Namun, citra negatif itu kini sudah mulai sirna dengan kemunculan berbagai jenama mobil seperti Wuling, DFSK, Chery, MG (merek kelahiran Inggris yang diakuisisi perusahaan China---SAIC Motor), BYD, Great Wall Motor (Haval, Tank, dan Ora), Jetour, dan BAIC.
Perbaikan citra tersebut tentu bukanlah omong kosong semata. Perusahaan industri otomotif Jepang, Eropa, Korea, hingga Amerika, sering kali dibuat geleng-geleng kepala dengan kualitas, fitur, dan harga jual mobil yang ditawarkan pada konsumen.
Kemenangan China dalam menjual mobil listrik ini adalah upaya kerja keras berbagai pihak sehingga membuat kompetitornya keteteran, terutama dalam teknologi baterai dan produksinya yang efisien (seperti mudahnya pembuatan pabrik mobil listrik).

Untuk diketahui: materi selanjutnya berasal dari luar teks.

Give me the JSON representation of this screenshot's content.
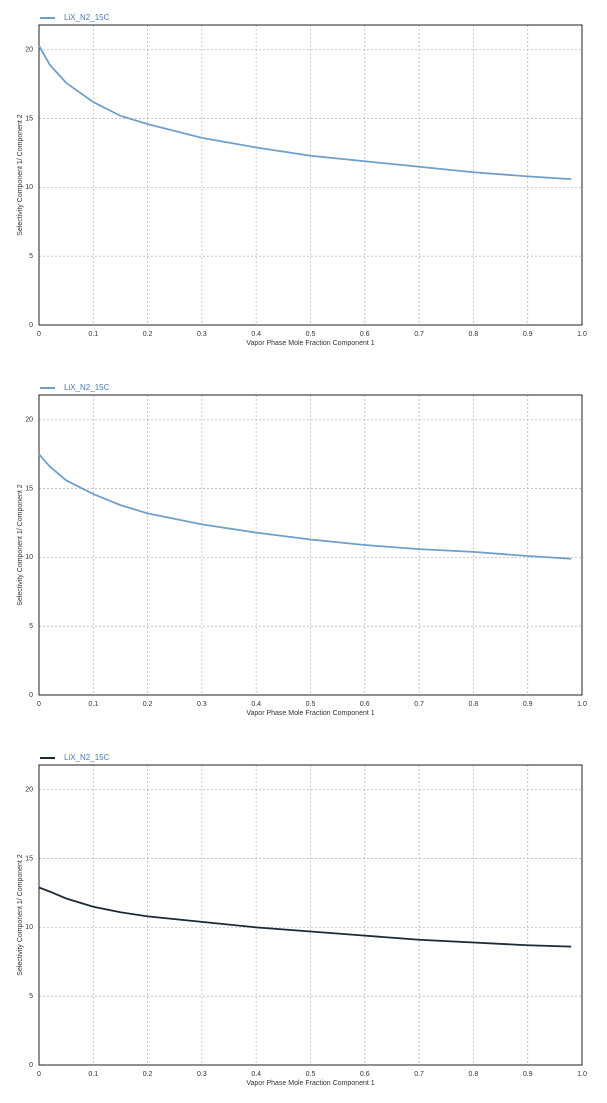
{
  "chart_data": [
    {
      "type": "line",
      "xlabel": "Vapor Phase Mole Fraction Component 1",
      "ylabel": "Selectivity Component 1/ Component 2",
      "x": [
        0,
        0.02,
        0.05,
        0.1,
        0.15,
        0.2,
        0.3,
        0.4,
        0.5,
        0.6,
        0.7,
        0.8,
        0.9,
        0.98
      ],
      "series": [
        {
          "name": "LiX_N2_15C",
          "color": "#6fa0cc",
          "values": [
            20.3,
            18.9,
            17.6,
            16.2,
            15.2,
            14.6,
            13.6,
            12.9,
            12.3,
            11.9,
            11.5,
            11.1,
            10.8,
            10.6
          ]
        }
      ],
      "xlim": [
        0,
        1
      ],
      "ylim": [
        0,
        21.8
      ],
      "xticks": [
        0,
        0.1,
        0.2,
        0.3,
        0.4,
        0.5,
        0.6,
        0.7,
        0.8,
        0.9,
        {
          "value": 1,
          "label": "1.0"
        }
      ],
      "yticks": [
        0,
        5,
        10,
        15,
        20
      ],
      "grid": true
    },
    {
      "type": "line",
      "xlabel": "Vapor Phase Mole Fraction Component 1",
      "ylabel": "Selectivity Component 1/ Component 2",
      "x": [
        0,
        0.02,
        0.05,
        0.1,
        0.15,
        0.2,
        0.3,
        0.4,
        0.5,
        0.6,
        0.7,
        0.8,
        0.9,
        0.98
      ],
      "series": [
        {
          "name": "LiX_N2_15C",
          "color": "#6fa0cc",
          "values": [
            17.5,
            16.6,
            15.6,
            14.6,
            13.8,
            13.2,
            12.4,
            11.8,
            11.3,
            10.9,
            10.6,
            10.4,
            10.1,
            9.9
          ]
        }
      ],
      "xlim": [
        0,
        1
      ],
      "ylim": [
        0,
        21.8
      ],
      "xticks": [
        0,
        0.1,
        0.2,
        0.3,
        0.4,
        0.5,
        0.6,
        0.7,
        0.8,
        0.9,
        {
          "value": 1,
          "label": "1.0"
        }
      ],
      "yticks": [
        0,
        5,
        10,
        15,
        20
      ],
      "grid": true
    },
    {
      "type": "line",
      "xlabel": "Vapor Phase Mole Fraction Component 1",
      "ylabel": "Selectivity Component 1/ Component 2",
      "x": [
        0,
        0.02,
        0.05,
        0.1,
        0.15,
        0.2,
        0.3,
        0.4,
        0.5,
        0.6,
        0.7,
        0.8,
        0.9,
        0.98
      ],
      "series": [
        {
          "name": "LiX_N2_15C",
          "color": "#1c2a38",
          "values": [
            12.9,
            12.6,
            12.1,
            11.5,
            11.1,
            10.8,
            10.4,
            10.0,
            9.7,
            9.4,
            9.1,
            8.9,
            8.7,
            8.6
          ]
        }
      ],
      "xlim": [
        0,
        1
      ],
      "ylim": [
        0,
        21.8
      ],
      "xticks": [
        0,
        0.1,
        0.2,
        0.3,
        0.4,
        0.5,
        0.6,
        0.7,
        0.8,
        0.9,
        {
          "value": 1,
          "label": "1.0"
        }
      ],
      "yticks": [
        0,
        5,
        10,
        15,
        20
      ],
      "grid": true
    }
  ]
}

Di balik semua itu, dukungan pemerintah pusat, pemerintah daerah, dan lembaga-lembaga perbankan China, juga tak boleh dianggap sepele.
Kerja sama negara dan perusahaan otomotif inilah yang membuat pemerintah AS pusing karena belum menemukan cara yang jitu bersaing dengan China. Langkah tercepatnya adalah mengenakan bea masuk impor tinggi.

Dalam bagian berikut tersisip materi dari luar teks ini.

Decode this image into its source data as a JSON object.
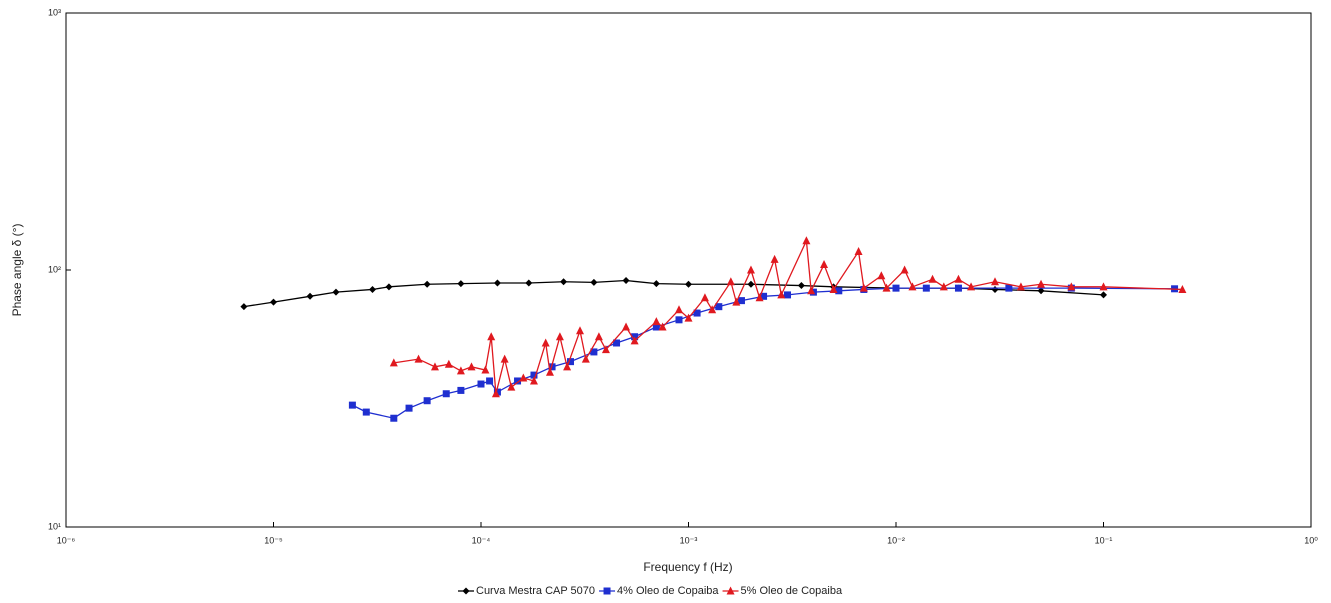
{
  "chart_data": {
    "type": "line",
    "x_label": "Frequency f (Hz)",
    "y_label": "Phase angle δ (°)",
    "xscale": "log",
    "yscale": "log",
    "xlim": [
      1e-06,
      1
    ],
    "ylim": [
      10,
      1000
    ],
    "xticks": [
      {
        "value": 1e-06,
        "label": "10⁻⁶"
      },
      {
        "value": 1e-05,
        "label": "10⁻⁵"
      },
      {
        "value": 0.0001,
        "label": "10⁻⁴"
      },
      {
        "value": 0.001,
        "label": "10⁻³"
      },
      {
        "value": 0.01,
        "label": "10⁻²"
      },
      {
        "value": 0.1,
        "label": "10⁻¹"
      },
      {
        "value": 1,
        "label": "10⁰"
      }
    ],
    "yticks": [
      {
        "value": 10,
        "label": "10¹"
      },
      {
        "value": 100,
        "label": "10²"
      },
      {
        "value": 1000,
        "label": "10³"
      }
    ],
    "series": [
      {
        "name": "Curva Mestra CAP 5070",
        "color": "#000000",
        "marker": "diamond",
        "x": [
          7.2e-06,
          1e-05,
          1.5e-05,
          2e-05,
          3e-05,
          3.6e-05,
          5.5e-05,
          8e-05,
          0.00012,
          0.00017,
          0.00025,
          0.00035,
          0.0005,
          0.0007,
          0.001,
          0.002,
          0.0035,
          0.005,
          0.01,
          0.02,
          0.03,
          0.05,
          0.1
        ],
        "values": [
          72,
          75,
          79,
          82,
          84,
          86,
          88,
          88.5,
          89,
          89,
          90,
          89.5,
          91,
          88.5,
          88,
          88,
          87,
          86,
          85,
          85,
          84,
          83,
          80
        ]
      },
      {
        "name": "4% Oleo de Copaiba",
        "color": "#1f2fd0",
        "marker": "square",
        "x": [
          2.4e-05,
          2.8e-05,
          3.8e-05,
          4.5e-05,
          5.5e-05,
          6.8e-05,
          8e-05,
          0.0001,
          0.00011,
          0.00012,
          0.00015,
          0.00018,
          0.00022,
          0.00027,
          0.00035,
          0.00045,
          0.00055,
          0.0007,
          0.0009,
          0.0011,
          0.0014,
          0.0018,
          0.0023,
          0.003,
          0.004,
          0.0053,
          0.007,
          0.01,
          0.014,
          0.02,
          0.035,
          0.07,
          0.22
        ],
        "values": [
          29.8,
          28,
          26.5,
          29,
          31,
          33,
          34,
          36,
          37,
          33.5,
          37,
          39,
          42,
          44,
          48,
          52,
          55,
          60,
          64,
          68,
          72,
          76,
          79,
          80,
          82,
          83,
          84,
          85,
          85,
          85,
          85,
          85,
          84.5
        ]
      },
      {
        "name": "5% Oleo de Copaiba",
        "color": "#e0191f",
        "marker": "triangle",
        "x": [
          3.8e-05,
          5e-05,
          6e-05,
          7e-05,
          8e-05,
          9e-05,
          0.000105,
          0.000112,
          0.000118,
          0.00013,
          0.00014,
          0.00016,
          0.00018,
          0.000205,
          0.000215,
          0.00024,
          0.00026,
          0.0003,
          0.00032,
          0.00037,
          0.0004,
          0.0005,
          0.00055,
          0.0007,
          0.00075,
          0.0009,
          0.001,
          0.0012,
          0.0013,
          0.0016,
          0.0017,
          0.002,
          0.0022,
          0.0026,
          0.0028,
          0.0037,
          0.0039,
          0.0045,
          0.005,
          0.0066,
          0.007,
          0.0085,
          0.009,
          0.011,
          0.012,
          0.015,
          0.017,
          0.02,
          0.023,
          0.03,
          0.04,
          0.05,
          0.07,
          0.1,
          0.24
        ],
        "values": [
          43.5,
          45,
          42,
          43,
          40.5,
          42,
          40.8,
          55,
          33,
          45,
          35,
          38,
          37,
          52,
          40,
          55,
          42,
          58,
          45,
          55,
          49,
          60,
          53,
          63,
          60,
          70,
          65,
          78,
          70,
          90,
          75,
          100,
          78,
          110,
          80,
          130,
          83,
          105,
          84,
          118,
          85,
          95,
          85,
          100,
          86,
          92,
          86,
          92,
          86,
          90,
          86,
          88,
          86,
          86,
          84
        ]
      }
    ]
  }
}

Presiden AS Joe Biden mengumumkan kenaikan tarif sebesar 100 persen bertujuan untuk melindungi produsen AS dari praktik perdagangan tidak adil yang dilakukan China. Bahkan, Gedung Putih menuding, piranti lunak yang terdapat di kendaraan mobil listrik China dapat membahayakan keamanan nasional dan warga AS. Diksi yang digunakan adalah spionase dan sabotase.
Indonesia Menjadi (Target) Pasar yang Signifikan
Di sela-sela kunjungannya di pameran Indonesia International Motor Show (IIMS) 2024 di JIExpo Kemayoran, Presiden Joko Widodo dan pelaku industri meyakini bahwa masa depan otomotif Indonesia adalah kendaraan terelektrifikasi.
"Ya, memang masa depan otomotif Indonesia itu di mobil listrik. Karena kita memiliki bahan baku nikel dan yang lainnya," katanya.
Bahkan untuk meningkatkan investasi, populasi, dan perkembangan industri kendaraan listrik, pemerintah akan memberikan insentif seperti pengurangan Pajak Pertambahan Nilai (PPN) agar harga kendaraan listrik bisa lebih terjangkau. Tentu dengan harapan Indonesia mampu bersaing dengan  negara-negara lain terkait industri kendaraan listrik.